Examining the local Universe isotropy with galaxy cluster velocity dispersion scaling relations

¹ Argelander-Institut für Astronomie (AIfA), Universität Bonn, Auf dem Hügel 71, 53121 Bonn, Germany
² Leiden Observatory, Leiden University, PO Box 9513 2300 RA Leiden, The Netherlands
³ SRON Netherlands Institute for Space Research, Niels Bohrweg 4, NL-2333 CA Leiden, The Netherlands
⁴ University of California, Davis, CA 95616, USA
⁵ Center for Astrophysics | Harvard & Smithsonian, 60 Garden St., Cambridge, MA 02138, USA
⁶ INAF, Istituto di Astrofisica Spaziale e Fisica Cosmica di Milano, via A. Corti 12, 20133 Milano, Italy
⁷ Max Planck Institute for Extraterrestrial Physics, Giessenbachstrasse 1, 85748 Garching, Germany
⁸ Institut für Astronomie und Astrophysik Tübingen (IAAT), Sand 1, 72076 Tübingen, Germany
⁹ Korea Astronomy and Space Science Institute, Daejeon 34055, Republic of Korea
¹⁰ University of Science and Technology, Daejeon 34113, Republic of Korea

^⋆ Corresponding author; apandya@astro.uni-bonn.de

Received: 1 August 2024
Accepted: 27 September 2024

Abstract

Context. In standard cosmology, the Universe is assumed to be statistically homogeneous and isotropic. This assumption suggests that the expansion rate of the Universe, as measured by the Hubble parameter, should be the same in all directions. However, our recent study based on galaxy clusters finds an apparent angular variation of approximately 9% in the Hubble constant, H₀, across the sky. In the study, the authors utilised galaxy cluster scaling relations between various cosmology-dependent cluster properties and a cosmology-independent property, i.e. the temperature of the intracluster gas (T). A position-dependent systematic bias of T measurements can, in principle, result in an overestimation of apparent H₀ variations. Therefore, it is crucial to confirm or exclude this possibility.

Aims. In this work, we search for directional T measurement biases by examining the relationship between the member galaxy velocity dispersion and gas temperature (σ_v − T) of galaxy clusters. Both measurements are independent of any cosmological assumptions and do not suffer from the same potential systematic biases. Additionally, we search for apparent H₀ angular variations independently of T by analysing the relations between the X-ray luminosity and Sunyaev-Zeldovich signal with the velocity dispersion, L_X − σ_v and Y_SZ − σ_v.

Methods. To study the angular variation of scaling relation parameters, we determined the latter for different sky patches across the extra-galactic sky. We constrained the possible directional T bias using the σ_v − T relation, as well as the apparent H₀ variations using the L_X − σ_v and Y_SZ − σ_v relations. We utilised Monte Carlo simulations of isotropic cluster samples to quantify the statistical significance of any observed anisotropies. We calculated and rigorously took into account a correlation of L_X and Y_SZ residuals.

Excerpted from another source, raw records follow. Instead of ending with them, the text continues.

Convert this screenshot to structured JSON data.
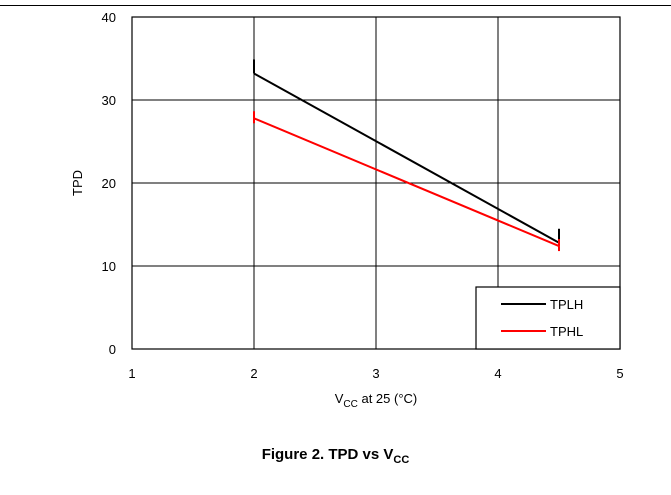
{
  "chart_data": {
    "type": "line",
    "title": "",
    "xlabel_main": "V",
    "xlabel_sub": "CC",
    "xlabel_rest": " at 25 (°C)",
    "ylabel": "TPD",
    "xlim": [
      1,
      5
    ],
    "ylim": [
      0,
      40
    ],
    "xticks": [
      "1",
      "2",
      "3",
      "4",
      "5"
    ],
    "yticks": [
      "0",
      "10",
      "20",
      "30",
      "40"
    ],
    "grid": true,
    "legend_position": "bottom-right",
    "series": [
      {
        "name": "TPLH",
        "color": "#000000",
        "x": [
          2,
          4.5
        ],
        "y": [
          33.2,
          12.8
        ]
      },
      {
        "name": "TPHL",
        "color": "#ff0000",
        "x": [
          2,
          4.5
        ],
        "y": [
          27.8,
          12.4
        ]
      }
    ]
  },
  "caption": {
    "prefix": "Figure 2. TPD vs V",
    "sub": "CC"
  }
}
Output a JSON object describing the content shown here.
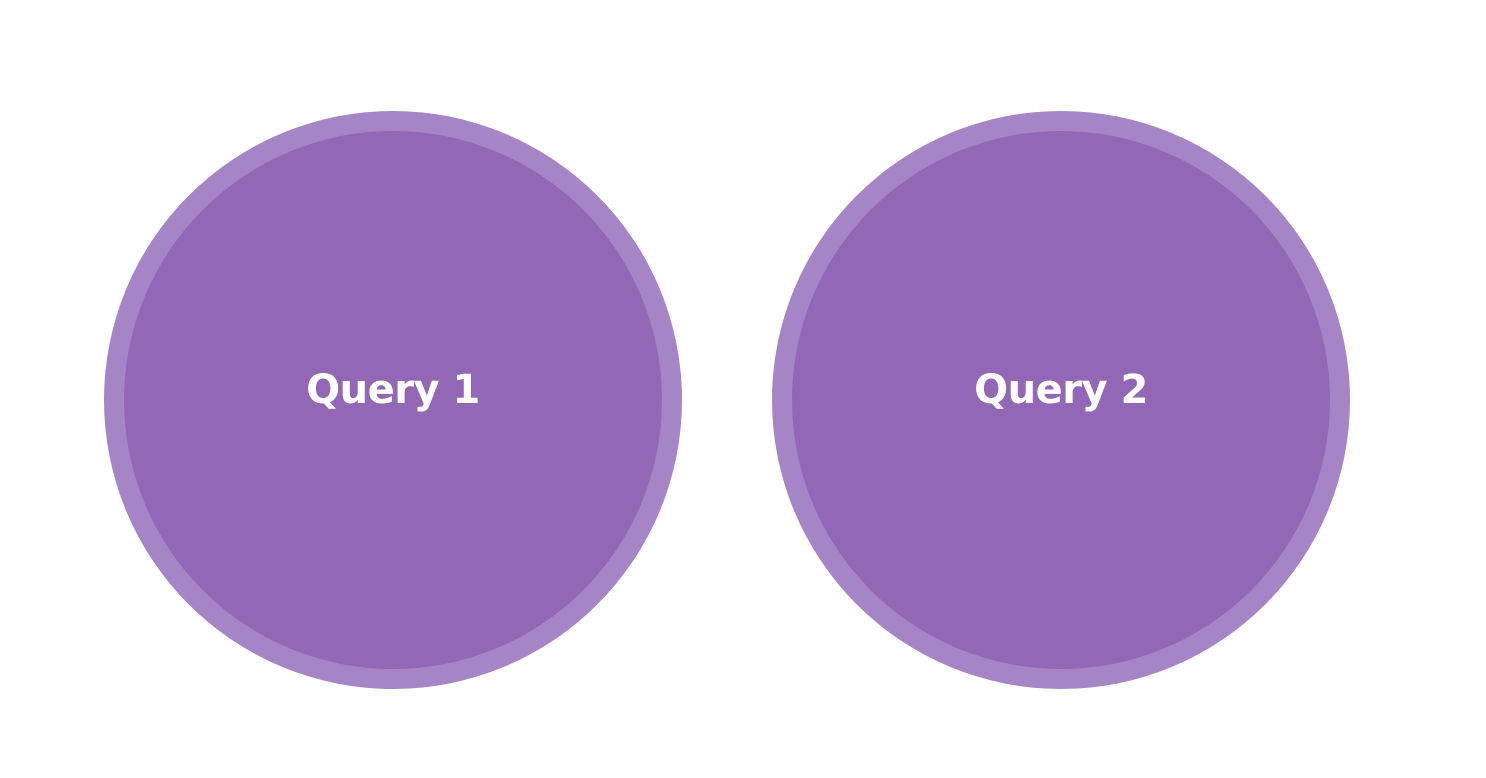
{
  "diagram": {
    "nodes": [
      {
        "label": "Query 1"
      },
      {
        "label": "Query 2"
      }
    ]
  },
  "colors": {
    "background": "#ffffff",
    "node_ring": "#a585c5",
    "node_fill": "#9268b6",
    "label_text": "#ffffff"
  }
}
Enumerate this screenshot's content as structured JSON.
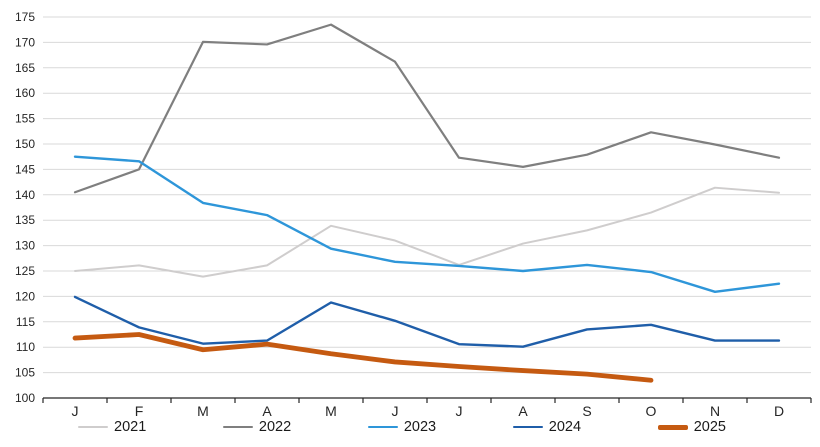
{
  "chart_data": {
    "type": "line",
    "title": "",
    "xlabel": "",
    "ylabel": "",
    "categories": [
      "J",
      "F",
      "M",
      "A",
      "M",
      "J",
      "J",
      "A",
      "S",
      "O",
      "N",
      "D"
    ],
    "series": [
      {
        "name": "2021",
        "color": "#cfcdcd",
        "stroke_width": 2,
        "values": [
          125,
          126.1,
          123.9,
          126.1,
          133.9,
          131,
          126.2,
          130.4,
          133,
          136.5,
          141.4,
          140.4
        ]
      },
      {
        "name": "2022",
        "color": "#7f7f7f",
        "stroke_width": 2.2,
        "values": [
          140.5,
          145,
          170.1,
          169.6,
          173.5,
          166.2,
          147.3,
          145.5,
          147.9,
          152.3,
          149.9,
          147.3
        ]
      },
      {
        "name": "2023",
        "color": "#2e96d9",
        "stroke_width": 2.4,
        "values": [
          147.5,
          146.6,
          138.4,
          136,
          129.4,
          126.8,
          126,
          125,
          126.2,
          124.8,
          120.9,
          122.5
        ]
      },
      {
        "name": "2024",
        "color": "#1f5ea9",
        "stroke_width": 2.4,
        "values": [
          119.9,
          113.9,
          110.7,
          111.3,
          118.8,
          115.2,
          110.6,
          110.1,
          113.5,
          114.4,
          111.3,
          111.3
        ]
      },
      {
        "name": "2025",
        "color": "#c55a11",
        "stroke_width": 4.8,
        "values": [
          111.8,
          112.5,
          109.5,
          110.6,
          108.7,
          107.1,
          106.2,
          105.4,
          104.7,
          103.5,
          null,
          null
        ]
      }
    ],
    "ylim": [
      100,
      175
    ],
    "ytick_step": 5,
    "y_tick_labels": [
      "100",
      "105",
      "110",
      "115",
      "120",
      "125",
      "130",
      "135",
      "140",
      "145",
      "150",
      "155",
      "160",
      "165",
      "170",
      "175"
    ],
    "x_tick_labels": [
      "J",
      "F",
      "M",
      "A",
      "M",
      "J",
      "J",
      "A",
      "S",
      "O",
      "N",
      "D"
    ],
    "grid": true,
    "legend_position": "bottom",
    "colors": {
      "gridline": "#d9d9d9",
      "axis_line": "#262626",
      "tick_label": "#262626"
    }
  }
}
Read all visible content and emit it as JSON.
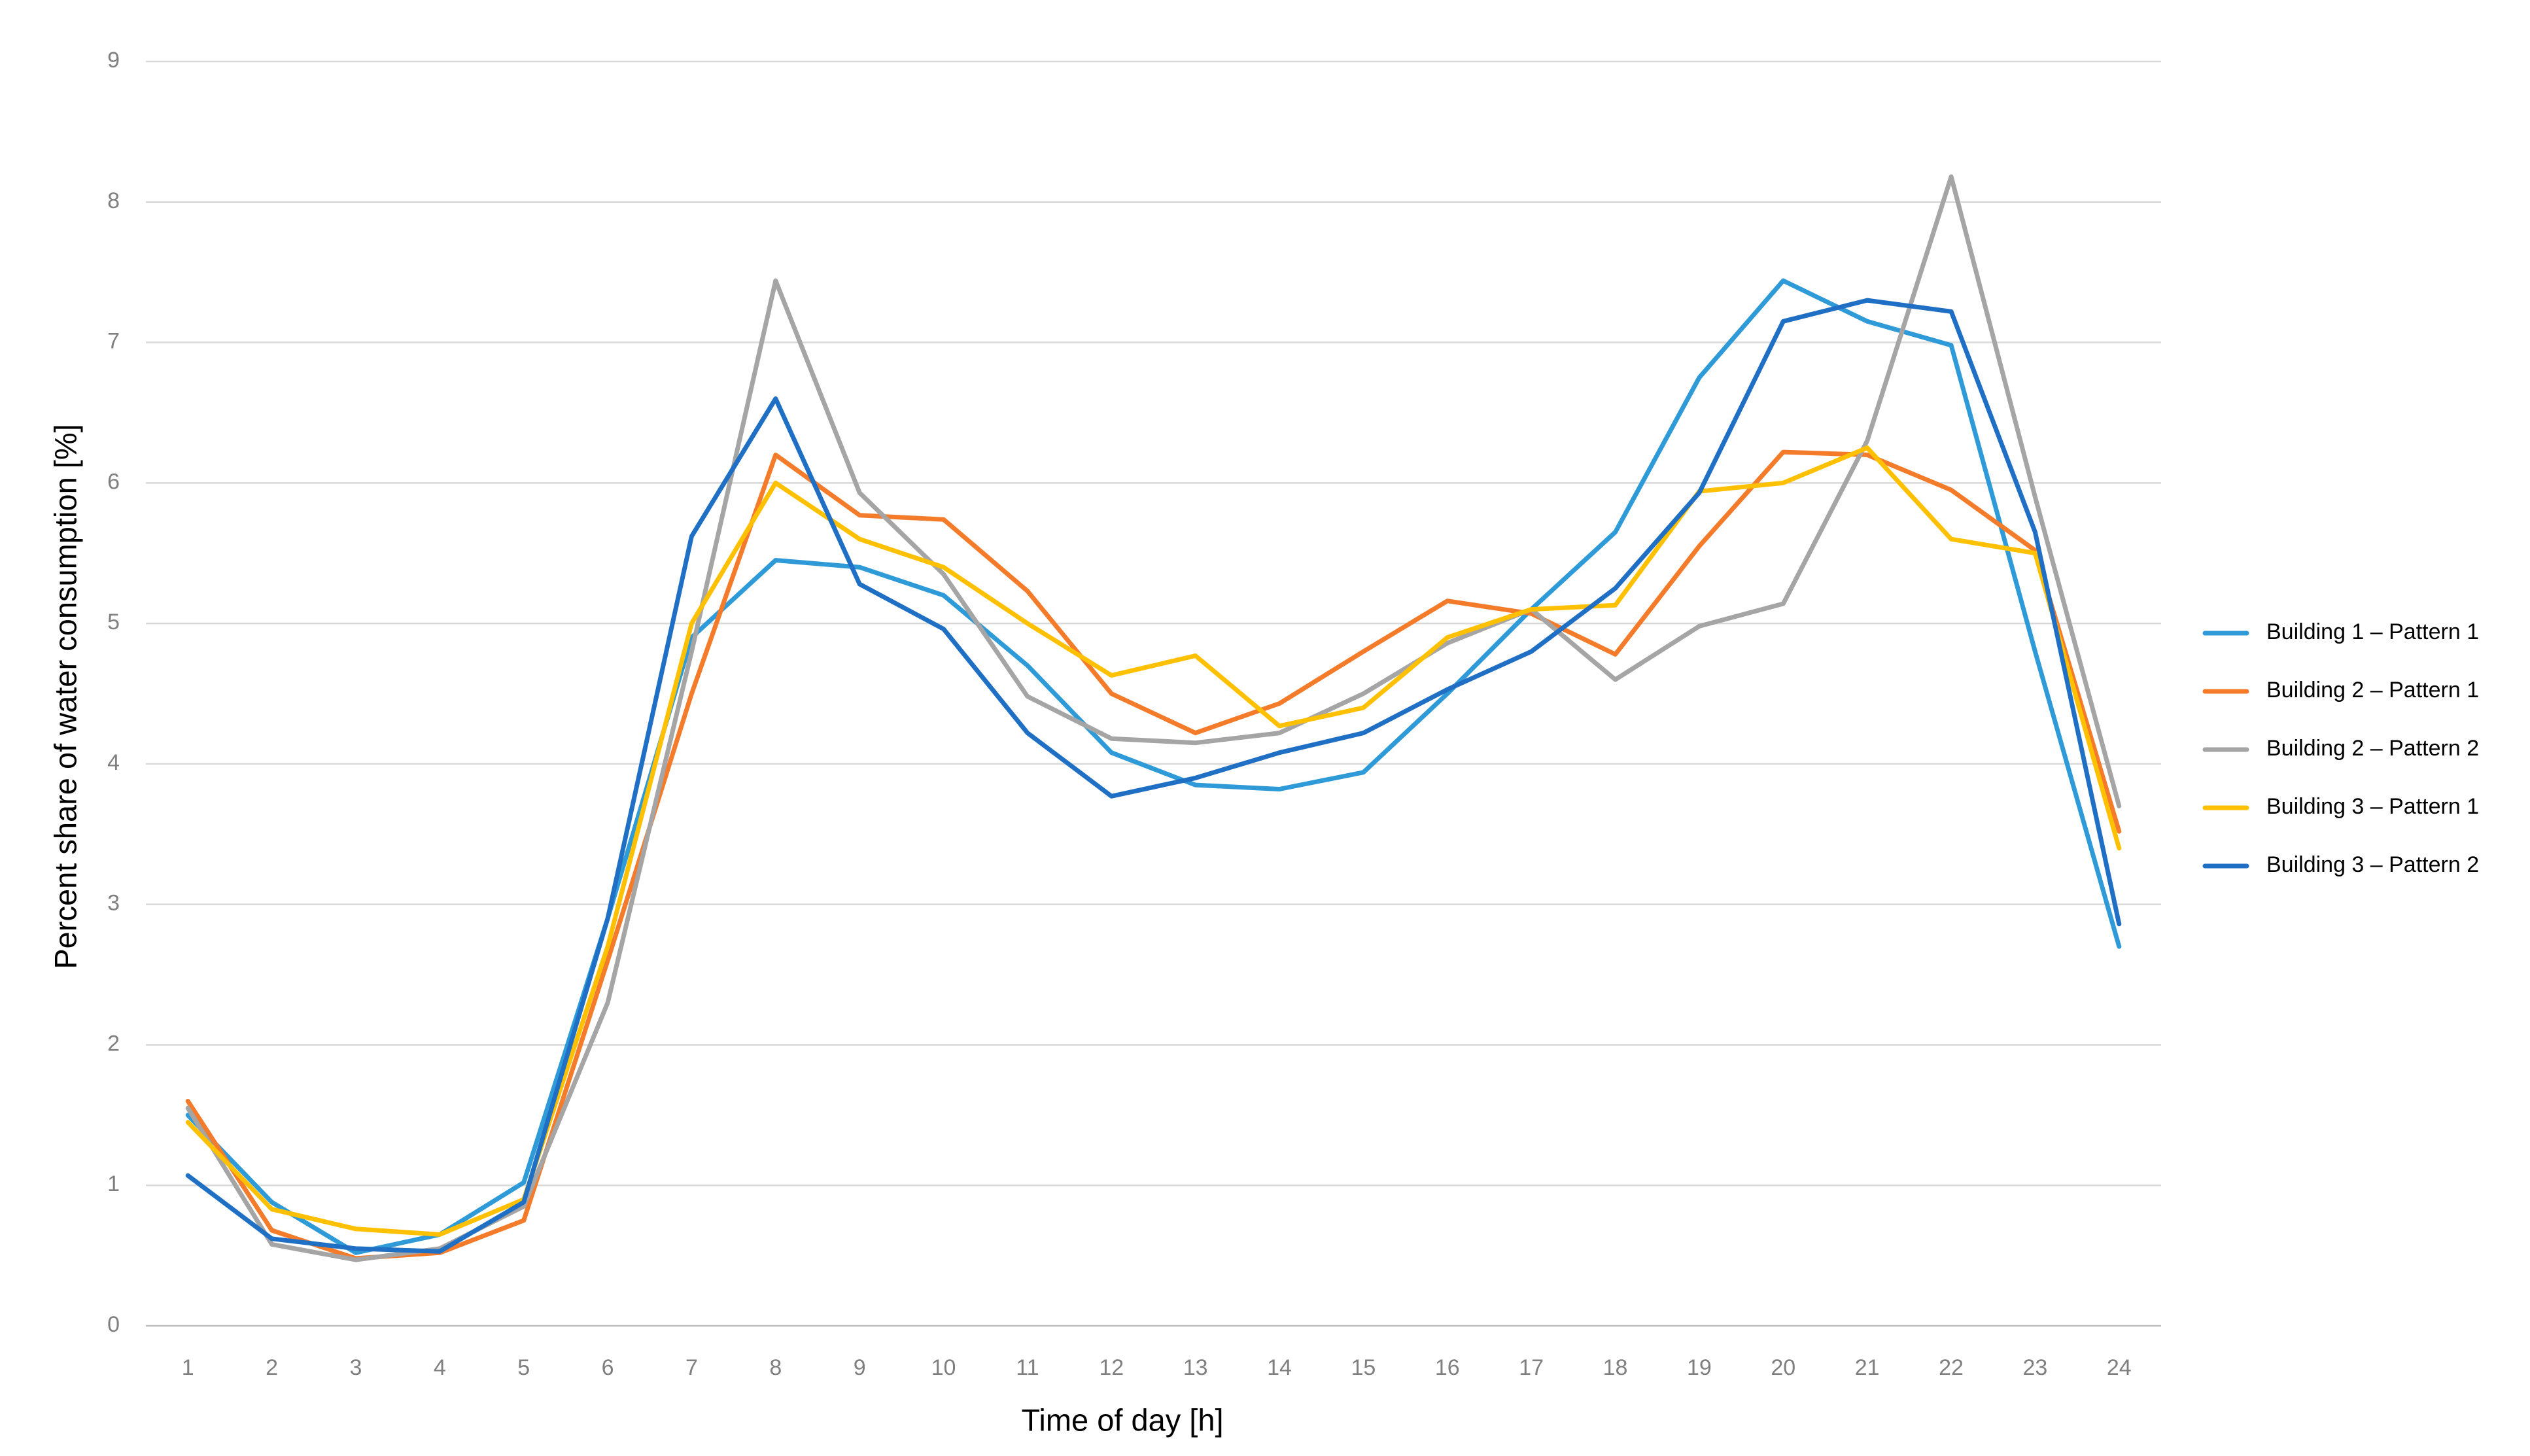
{
  "chart_data": {
    "type": "line",
    "x_label": "Time of day [h]",
    "y_label": "Percent share of water consumption [%]",
    "categories": [
      "1",
      "2",
      "3",
      "4",
      "5",
      "6",
      "7",
      "8",
      "9",
      "10",
      "11",
      "12",
      "13",
      "14",
      "15",
      "16",
      "17",
      "18",
      "19",
      "20",
      "21",
      "22",
      "23",
      "24"
    ],
    "ylim": [
      0,
      9
    ],
    "yticks": [
      0,
      1,
      2,
      3,
      4,
      5,
      6,
      7,
      8,
      9
    ],
    "grid": true,
    "legend": "right",
    "series": [
      {
        "name": "Building 1 – Pattern 1",
        "color": "#2e9ad8",
        "values": [
          1.5,
          0.88,
          0.52,
          0.65,
          1.02,
          2.9,
          4.9,
          5.45,
          5.4,
          5.2,
          4.7,
          4.08,
          3.85,
          3.82,
          3.94,
          4.5,
          5.1,
          5.65,
          6.75,
          7.44,
          7.15,
          6.98,
          4.8,
          2.7
        ]
      },
      {
        "name": "Building 2 – Pattern 1",
        "color": "#f47b2a",
        "values": [
          1.6,
          0.68,
          0.48,
          0.52,
          0.75,
          2.6,
          4.5,
          6.2,
          5.77,
          5.74,
          5.23,
          4.5,
          4.22,
          4.43,
          4.8,
          5.16,
          5.07,
          4.78,
          5.55,
          6.22,
          6.2,
          5.95,
          5.52,
          3.52
        ]
      },
      {
        "name": "Building 2 – Pattern 2",
        "color": "#a5a5a5",
        "values": [
          1.55,
          0.58,
          0.47,
          0.55,
          0.85,
          2.3,
          4.8,
          7.44,
          5.93,
          5.35,
          4.48,
          4.18,
          4.15,
          4.22,
          4.5,
          4.86,
          5.1,
          4.6,
          4.98,
          5.14,
          6.3,
          8.18,
          5.9,
          3.7
        ]
      },
      {
        "name": "Building 3 – Pattern 1",
        "color": "#ffc000",
        "values": [
          1.45,
          0.83,
          0.69,
          0.65,
          0.9,
          2.7,
          5.0,
          6.0,
          5.6,
          5.4,
          5.0,
          4.63,
          4.77,
          4.27,
          4.4,
          4.9,
          5.1,
          5.13,
          5.94,
          6.0,
          6.25,
          5.6,
          5.5,
          3.4
        ]
      },
      {
        "name": "Building 3 – Pattern 2",
        "color": "#1f6fc5",
        "values": [
          1.07,
          0.62,
          0.55,
          0.53,
          0.88,
          2.9,
          5.62,
          6.6,
          5.28,
          4.96,
          4.22,
          3.77,
          3.9,
          4.08,
          4.22,
          4.53,
          4.8,
          5.25,
          5.93,
          7.15,
          7.3,
          7.22,
          5.65,
          2.86
        ]
      }
    ]
  }
}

Results. No significant directional T measurement biases are found from the σ_v − T anisotropy study. The probability that the previously observed H₀ anisotropy is caused by a directional T bias is only 0.002%. On the other hand, from the joint analysis of the L_X − σ_v and Y_SZ − σ_v relations, the maximum variation of H₀ is found in the direction of (295 ° ±71 ° , − 30 ° ±71 ° ) with a statistical significance of 3.64σ, fully consistent with our previous results.

Conclusions. Our findings, based on the analysis of new scaling relations utilising a completely independent cluster property, σ_v, strongly corroborate the previously detected anisotropy of galaxy cluster scaling relations. The underlying cause, for example, H₀ angular variation or large-scale bulk flows of matter, remains to be identified.